Long Term Care Insurance (LTCI) is an insurance product that is designed to help individuals pay for the care they receive when they are sick/infirm/frail. Long Term Care Insurance is NOT health insurance. It really is Care Insurance. To qualify for coverage you must need help with your care.
As a Geriatric Care Manager I can help you understand your policy, help you file a claim, and help with ongoing claims processed to maximize your insurance policy.
Generally, the LTCI will begin to reimburse for care once you need help with at least two of the six Activities of Daily Living (ADLs) more than half the time, (walking/ambulating, dressing, bathing, toileting, eating, and transferring from chair to bed, or bed to chair).
To expand on this, when you need help with bathing every time, either every day or once a week, and you need help with eating, bringing the food from the plate to your mouth are activities that can meet the criteria. If you need help putting on socks every day, but put on everything else independently that may not meet that criteria.
Another way of qualifying for payment (reimbursement for care) under LTCI is a diagnosis of confusion/dementia that impairs an individual’s ability to function without directions from others. If your mother has dementia, you could qualify to collect your LTCI benefit even if the need for help is inconsistent. Sometimes individuals with dementia can use the toilet independently, but can’t find the toilet, so they need help/supervision almost constantly. They may be able to feed themselves, but need prompting to stay focused on eating. They may dress themselves, but wear boots in the house and slippers outside, so they need monitoring or supervision to stay safe.
This change of condition can be an event or catastrophic change, a stroke, a fall where they break a hip, or hit their head or more gradual. As in a slow decline over time making it hard to put a date on when they began needing that much help.

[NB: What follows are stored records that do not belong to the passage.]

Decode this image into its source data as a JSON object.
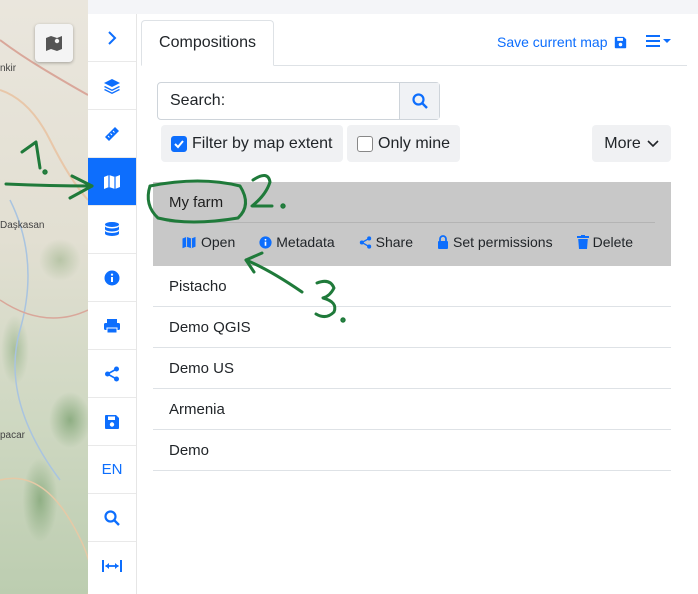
{
  "map": {
    "places": [
      "nkir",
      "Daşkasan",
      "pacar"
    ],
    "map_button_icon": "map-gallery-icon"
  },
  "toolbar": {
    "items": [
      {
        "icon": "chevron-right-icon"
      },
      {
        "icon": "layers-icon"
      },
      {
        "icon": "ruler-icon"
      },
      {
        "icon": "map-icon",
        "active": true
      },
      {
        "icon": "database-icon"
      },
      {
        "icon": "info-icon"
      },
      {
        "icon": "print-icon"
      },
      {
        "icon": "share-icon"
      },
      {
        "icon": "save-icon"
      },
      {
        "label": "EN"
      },
      {
        "icon": "search-icon"
      },
      {
        "icon": "expand-width-icon"
      }
    ]
  },
  "panel": {
    "tab_label": "Compositions",
    "save_label": "Save current map",
    "search_placeholder": "Search:",
    "filter_label": "Filter by map extent",
    "filter_checked": true,
    "only_mine_label": "Only mine",
    "only_mine_checked": false,
    "more_label": "More",
    "selected": {
      "name": "My farm",
      "actions": [
        "Open",
        "Metadata",
        "Share",
        "Set permissions",
        "Delete"
      ]
    },
    "items": [
      "Pistacho",
      "Demo QGIS",
      "Demo US",
      "Armenia",
      "Demo"
    ]
  },
  "colors": {
    "accent": "#0d6efd",
    "annotation": "#1f7a3a",
    "selected_bg": "#c8c8c8"
  }
}
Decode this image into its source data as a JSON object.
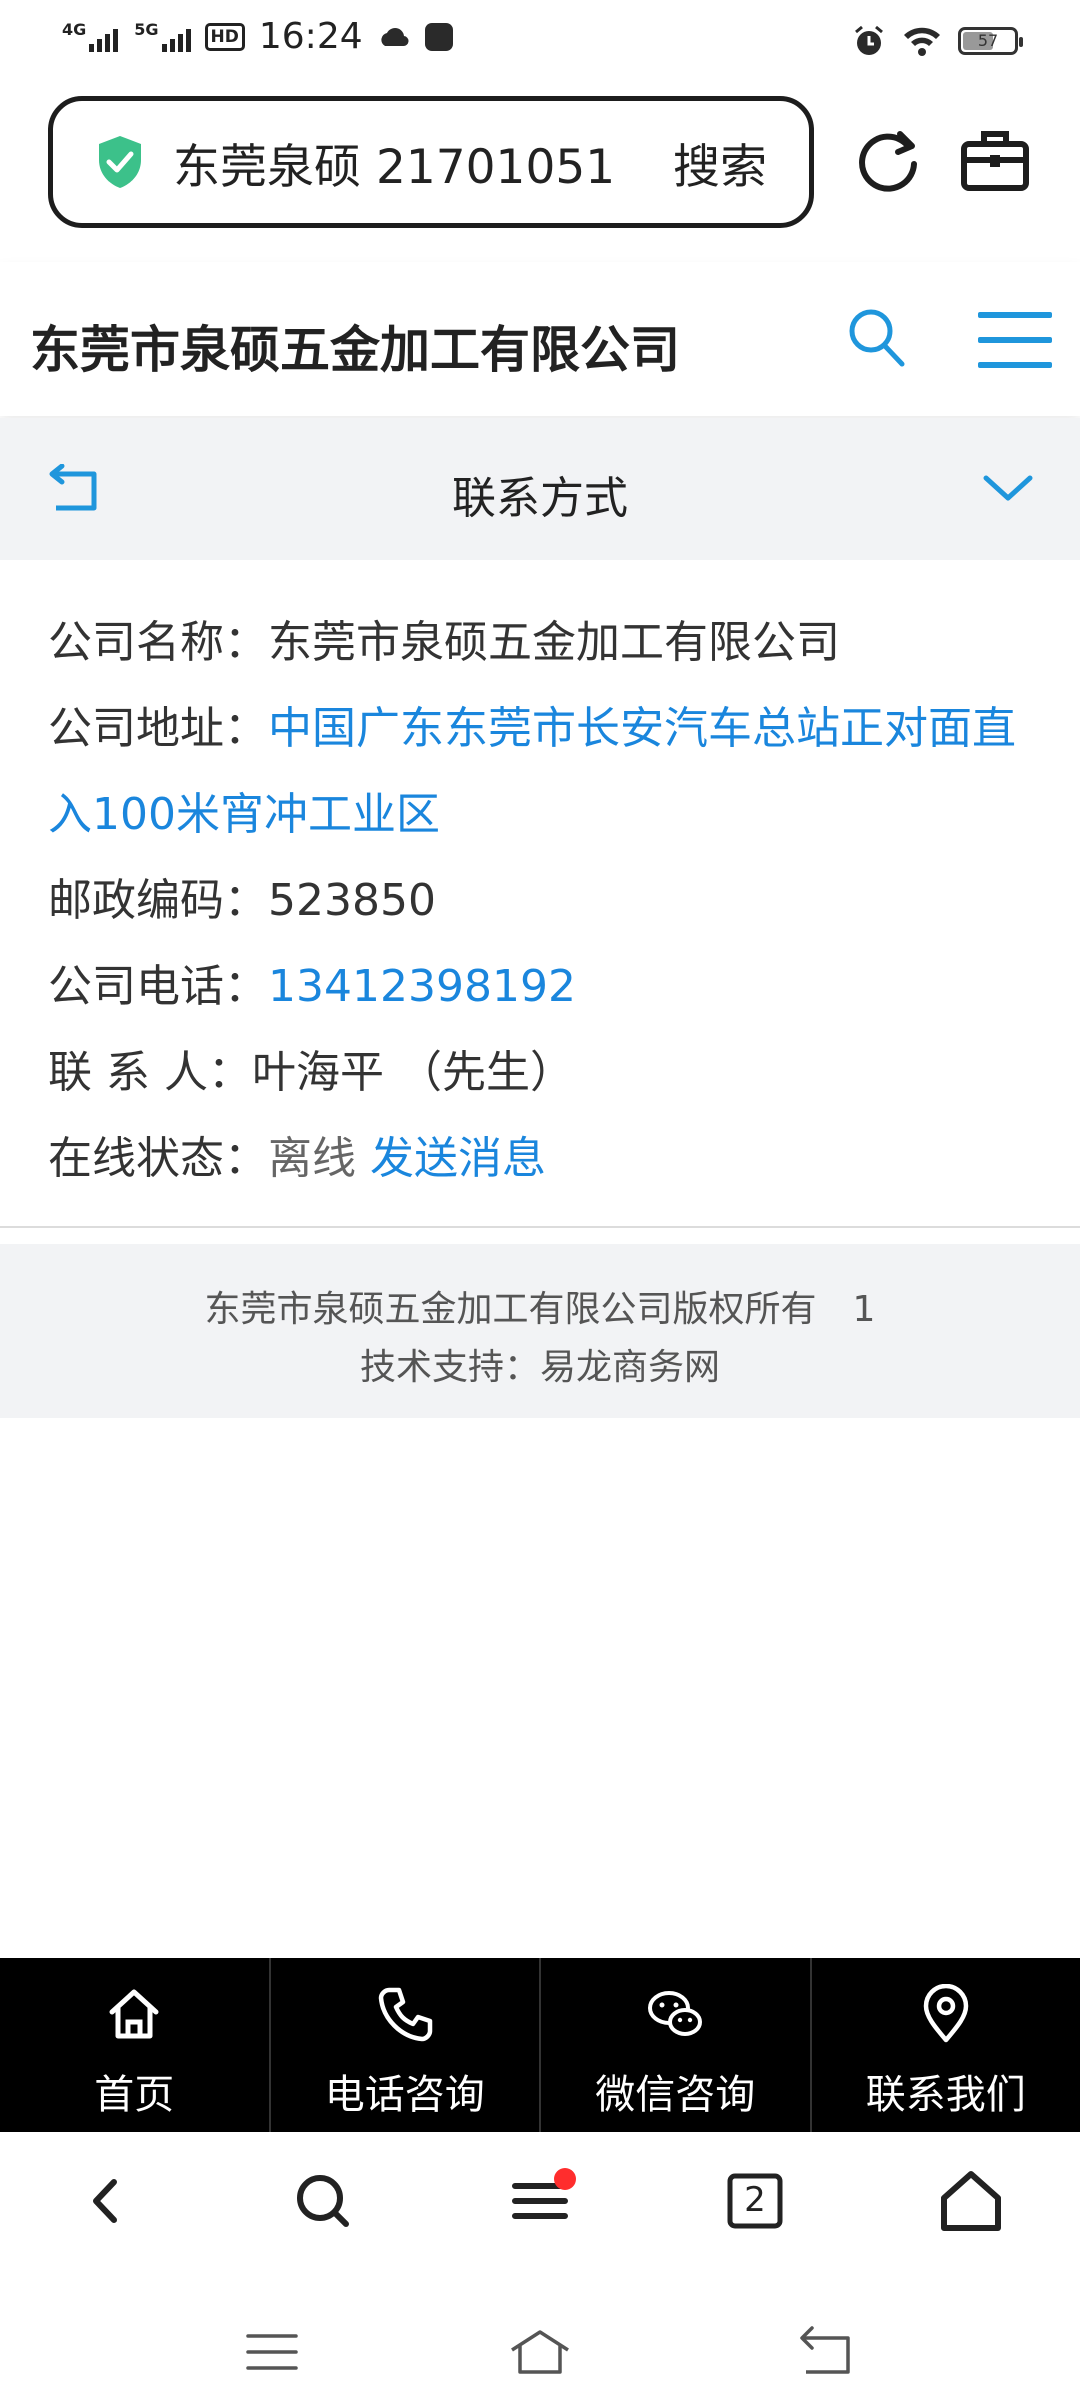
{
  "status_bar": {
    "net1": "4G",
    "net2": "5G",
    "hd": "HD",
    "time": "16:24",
    "battery": "57"
  },
  "address_bar": {
    "query": "东莞泉硕 21701051",
    "search_label": "搜索"
  },
  "header": {
    "title": "东莞市泉硕五金加工有限公司"
  },
  "section": {
    "title": "联系方式"
  },
  "contact": {
    "name_label": "公司名称：",
    "name_value": "东莞市泉硕五金加工有限公司",
    "address_label": "公司地址：",
    "address_value": "中国广东东莞市长安汽车总站正对面直入100米宵冲工业区",
    "postcode_label": "邮政编码：",
    "postcode_value": "523850",
    "phone_label": "公司电话：",
    "phone_value": "13412398192",
    "person_label": "联 系 人：",
    "person_value": "叶海平 （先生）",
    "status_label": "在线状态：",
    "status_value": "离线",
    "send_message": "发送消息"
  },
  "footer": {
    "copyright": "东莞市泉硕五金加工有限公司版权所有　1",
    "support": "技术支持：易龙商务网"
  },
  "action_bar": [
    {
      "label": "首页",
      "icon": "home-icon"
    },
    {
      "label": "电话咨询",
      "icon": "phone-icon"
    },
    {
      "label": "微信咨询",
      "icon": "wechat-icon"
    },
    {
      "label": "联系我们",
      "icon": "location-pin-icon"
    }
  ],
  "browser_nav": {
    "tab_count": "2"
  },
  "colors": {
    "accent": "#1a86dd",
    "shield": "#3cc18a",
    "action_bar_bg": "#000000",
    "badge": "#ff2d2d"
  }
}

Using this criteria you may find that your mother might qualify for using the LTCI policy to help pay for care. GREAT, that is why she paid those premiums all those months/years. The process starts when you file a claim with the LTCI Company. You will need information like your mother’s name, date of birth, policy #, address, etc and will likely need her with you in the beginning. You’re going to be asked questions about diagnosis, physician, and what type of assistance is needed at this time. The LTCI uses pre-screening questions as a tool to ask “why do you think your mother qualifies?” What does your mother need help with, has the help already started? How often do you need the help? Who is it that helps? Have you been hospitalized recently? When did this begin?
Be prepared before you call. When thinking about the Q & A session, it is important to run through your answers before you make that call. We like to paint a very optimistic or positive portrait of ourselves and family. Therefore, you need to be very honest about the needs that exist. How much help is necessary? Communicate the worst days in the week, not the best days to answer these questions.
Pull out the actual LTCI policy, review the procedure and call the phone number listed on the policy and begin to file the claim. The representative will ask the necessary questions and send a packet of information that needs to be completed promptly and returned to them.
This first step is important and the follow-up paperwork should be done as quickly as possible. Your mother may have an elimination period where she must pay for care before the policy begins to reimburse her for those expenses. Most policies allow you to go back to up to six months for services provided. Using this LTCI to help pay for care was the goal when she decided to buy the policy.